L’insécurité alimentaire et nutritionnelle est en effet un problème complexe dont les causes sont multiples et interdépendantes, avec des effets négatifs sur les moyens de subsistance et les capacités économiques des populations. La sécurité alimentaire et nutritionnelle (SAN) a évolué en théorie et en pratique au cours des 70 dernières années à travers une série de définitions, de paradigmes et d’interventions (voir également Weingärtner 2004). Elle est particulièrement entretenue par les changements sociétaux et par les effets pervers du changement climatique et des catastrophes naturelles (Grebmer et al. 2019). Avec la forte poussée démographique au niveau mondial —la population mondiale devrait encore augmenter de près de 26 % d’ici à 2050 (UNDESA 2019)—, la demande de denrées alimentaires croît rapidement — il faudra 60 à 110 % de nourriture supplémentaire (Tilman et al. 2011) à l’horizon 2050. Ce besoin de nourrir une population de plus en plus croissante intervient dans un contexte où la productivité agricole notamment en Afrique est faible et davantage fragilisée par les changements globaux dont notamment le changement climatique et le développement d’une agriculture non-alimentaire (bio-carburant, alimentation animale). La problématique de la SAN est davantage plus compliquée à appréhender et traiter en raison de ses interdépendances avec d’autres dimensions du développement durable notamment la croissance économique inclusive, l’évolution de la dynamique démographique, l’emploi décent, l’amélioration de la protection sociale, un meilleur accès à l’énergie, à l’eau, à la santé, à l’assainissement, la gestion des ressources naturelles et la protection des écosystèmes (voir TST 2013).

Au Bénin, la question de la SAN est une préoccupation majeure, entretenue et rendue complexe par le contexte de paupérisation. Environ 9,6 % de la population (plus d’un million de personnes) est en situation d’insécurité alimentaire, et environ la moitié de la population (5 millions de personnes) vit en situation de précarité alimentaire (PAM 2017). Le tableau est plus sombre dans les régions rurales où environ 12 % de la population est en insécurité alimentaire, contre 7 % dans les zones urbaines. Malgré cet avantage comparatif des zones urbaines, la détérioration des conditions de vie dans les villes crée des poches d’insécurité alimentaire, laissant apparaître de plus en plus une nouvelle classe de citadins appelés les “pauvres urbains”. Environ trois quarts de ces pauvres urbains vivent en situation d’insécurité alimentaire (Houessou et al. 2019). Contrairement aux milieux ruraux où différentes stratégies de gestion de soudure alimentaire sont disponibles (jardinage domestique, banques de céréales, etc.), les “pauvres urbains”, avec un accès très limité aux terres agricoles et aux systèmes de sécurité sociale, ont très peu ou pas de moyens de gestion des soudures alimentaires. La situation dans les zones urbaines du Bénin risque d’empirer en raison de l’urbanisation croissante (47,3 %[1] – l’un des taux les plus élevés d’Afrique de l’Ouest) et de l’expansion et de la création de villes.

Par conséquent, quelle que soit la zone géographique (rurale ou urbaine), la question de la SAN est très préoccupante au Bénin et nécessite des interventions plus stratégiques, dédiées et innovantes qui combinent recherche, politique et action si l’on veut relever le défi de fournir une alimentation adéquate.

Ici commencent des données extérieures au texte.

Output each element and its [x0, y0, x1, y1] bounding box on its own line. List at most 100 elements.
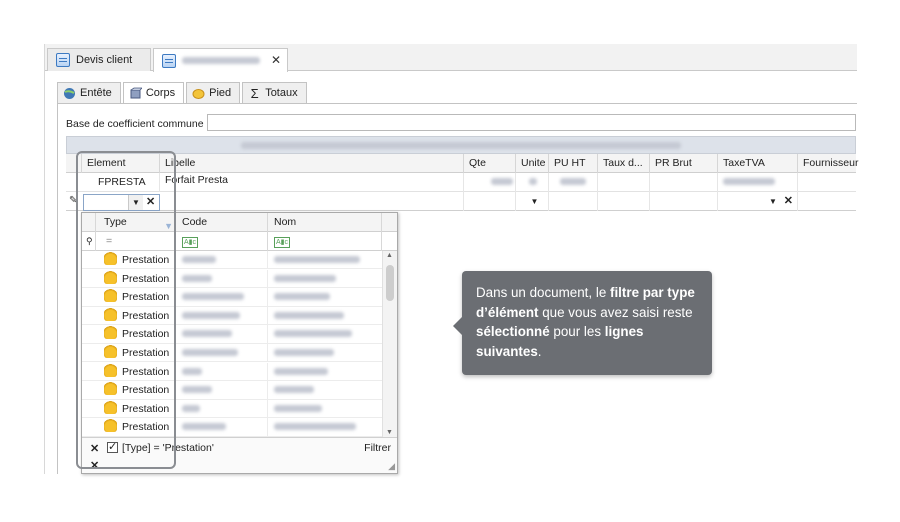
- item-nom[interactable]: [268, 344, 382, 362]
- col-libelle[interactable]: Libelle: [160, 154, 464, 173]
- vertical-scrollbar[interactable]: ▲ ▼: [382, 251, 397, 437]
- col-unite[interactable]: Unite: [516, 154, 549, 173]
- filter-nom-input[interactable]: A▮c: [268, 232, 382, 251]
- item-type: Prestation: [122, 291, 170, 304]
- popup-col-type[interactable]: Type: [104, 216, 127, 228]
- table-row-new[interactable]: ✎ ▼ ▼ ✕: [66, 192, 856, 211]
- list-item[interactable]: Prestation: [82, 269, 382, 288]
- doc-tab-current[interactable]: ✕: [153, 48, 288, 72]
- contains-icon: A▮c: [274, 237, 291, 248]
- tab-label: Entête: [80, 87, 112, 99]
- list-item[interactable]: Prestation: [82, 251, 382, 270]
- col-qte[interactable]: Qte: [464, 154, 516, 173]
- item-nom[interactable]: [268, 381, 382, 399]
- list-item[interactable]: Prestation: [82, 325, 382, 344]
- tab-label: Totaux: [265, 87, 298, 99]
- item-code[interactable]: [176, 344, 268, 362]
- section-tabs: Entête Corps Pied Σ Totaux: [57, 82, 309, 103]
- tab-pied[interactable]: Pied: [186, 82, 241, 103]
- item-code[interactable]: [176, 269, 268, 288]
- hand-icon: [104, 252, 117, 265]
- table-row[interactable]: FPRESTA Forfait Presta: [66, 173, 856, 192]
- hand-icon: [104, 345, 117, 358]
- item-code[interactable]: [176, 251, 268, 269]
- tab-corps[interactable]: Corps: [122, 82, 185, 103]
- item-nom[interactable]: [268, 418, 382, 436]
- popup-filter-row: ⚲ = A▮c A▮c: [82, 232, 397, 251]
- list-item[interactable]: Prestation: [82, 418, 382, 437]
- item-nom[interactable]: [268, 363, 382, 381]
- list-item[interactable]: Prestation: [82, 344, 382, 363]
- cube-icon: [129, 87, 142, 100]
- popup-header: Type ▼ Code Nom: [82, 213, 397, 232]
- close-icon[interactable]: ✕: [271, 53, 281, 67]
- col-taxe-tva[interactable]: TaxeTVA: [718, 154, 798, 173]
- tab-label: Corps: [145, 87, 176, 99]
- cell-element[interactable]: FPRESTA: [82, 173, 160, 192]
- item-nom[interactable]: [268, 251, 382, 269]
- chevron-down-icon[interactable]: ▼: [531, 197, 539, 206]
- doc-tab-devis-client[interactable]: Devis client: [47, 48, 151, 71]
- scrollbar-thumb[interactable]: [386, 265, 394, 301]
- list-item[interactable]: Prestation: [82, 381, 382, 400]
- filter-type-input[interactable]: =: [96, 232, 176, 251]
- col-pu-ht[interactable]: PU HT: [549, 154, 598, 173]
- lines-grid: Element Libelle Qte Unite PU HT Taux d..…: [66, 136, 858, 214]
- item-nom[interactable]: [268, 307, 382, 325]
- col-taux[interactable]: Taux d...: [598, 154, 650, 173]
- item-code[interactable]: [176, 381, 268, 400]
- filter-expression: [Type] = 'Prestation': [122, 442, 214, 454]
- list-item[interactable]: Prestation: [82, 288, 382, 307]
- item-code[interactable]: [176, 325, 268, 344]
- item-type: Prestation: [122, 309, 170, 322]
- item-type: Prestation: [122, 365, 170, 378]
- close-icon[interactable]: ✕: [90, 459, 99, 472]
- grid-caption-redacted: [66, 136, 856, 154]
- list-item[interactable]: Prestation: [82, 399, 382, 419]
- contains-icon: A▮c: [182, 237, 199, 248]
- col-pr-brut[interactable]: PR Brut: [650, 154, 718, 173]
- hand-icon: [104, 270, 117, 284]
- clear-icon[interactable]: ✕: [784, 195, 793, 207]
- scroll-down-icon[interactable]: ▼: [386, 429, 393, 436]
- popup-col-nom[interactable]: Nom: [268, 213, 382, 232]
- item-nom[interactable]: [268, 325, 382, 343]
- chevron-down-icon[interactable]: ▼: [128, 195, 143, 210]
- hand-icon: [104, 363, 117, 377]
- coefficient-label: Base de coefficient commune :: [66, 118, 210, 130]
- resize-grip-icon[interactable]: ◢: [388, 461, 395, 472]
- filter-code-input[interactable]: A▮c: [176, 232, 268, 251]
- item-code[interactable]: [176, 418, 268, 437]
- filter-button[interactable]: Filtrer: [364, 442, 391, 454]
- item-nom[interactable]: [268, 288, 382, 306]
- item-nom[interactable]: [268, 270, 382, 288]
- pencil-icon: ✎: [69, 195, 78, 206]
- item-code[interactable]: [176, 399, 268, 418]
- globe-icon: [63, 87, 76, 100]
- cell-libelle[interactable]: Forfait Presta: [160, 173, 464, 192]
- item-code[interactable]: [176, 288, 268, 307]
- hand-icon: [104, 419, 117, 433]
- smiley-icon: [192, 87, 205, 100]
- list-item[interactable]: Prestation: [82, 306, 382, 326]
- item-code[interactable]: [176, 306, 268, 325]
- scroll-up-icon[interactable]: ▲: [386, 252, 393, 259]
- clear-icon[interactable]: ✕: [146, 195, 155, 208]
- list-item[interactable]: Prestation: [82, 362, 382, 381]
- item-nom[interactable]: [268, 400, 382, 418]
- popup-col-code[interactable]: Code: [176, 213, 268, 232]
- col-element[interactable]: Element: [82, 154, 160, 173]
- document-icon: [162, 53, 176, 68]
- filter-enabled-checkbox[interactable]: [107, 440, 118, 453]
- clear-filter-icon[interactable]: ✕: [90, 442, 99, 455]
- chevron-down-icon[interactable]: ▼: [769, 197, 777, 206]
- tab-entete[interactable]: Entête: [57, 82, 121, 103]
- tab-totaux[interactable]: Σ Totaux: [242, 82, 307, 103]
- item-code[interactable]: [176, 362, 268, 381]
- hand-icon: [104, 289, 117, 303]
- document-tabs: Devis client ✕: [45, 44, 857, 72]
- col-fournisseur[interactable]: Fournisseur: [798, 154, 858, 173]
- coefficient-input[interactable]: [207, 114, 856, 131]
- item-type: Prestation: [122, 347, 170, 359]
- hand-icon: [104, 382, 117, 396]
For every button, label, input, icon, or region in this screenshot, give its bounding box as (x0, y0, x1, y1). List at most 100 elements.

Ces interventions s’inscriront dans un contexte international et national particulièrement délétère et en pleine mutation, caractérisé par l’irruption et la propagation de l’épidémie de la COVID-19 ainsi que les différentes mesures barrières prises par les gouvernements. Cette crise sanitaire historique glisse progressivement vers une crise alimentaire majeure dont les effets sur la SAN quoiqu’encore mal connus seront immanquablement dévastateurs.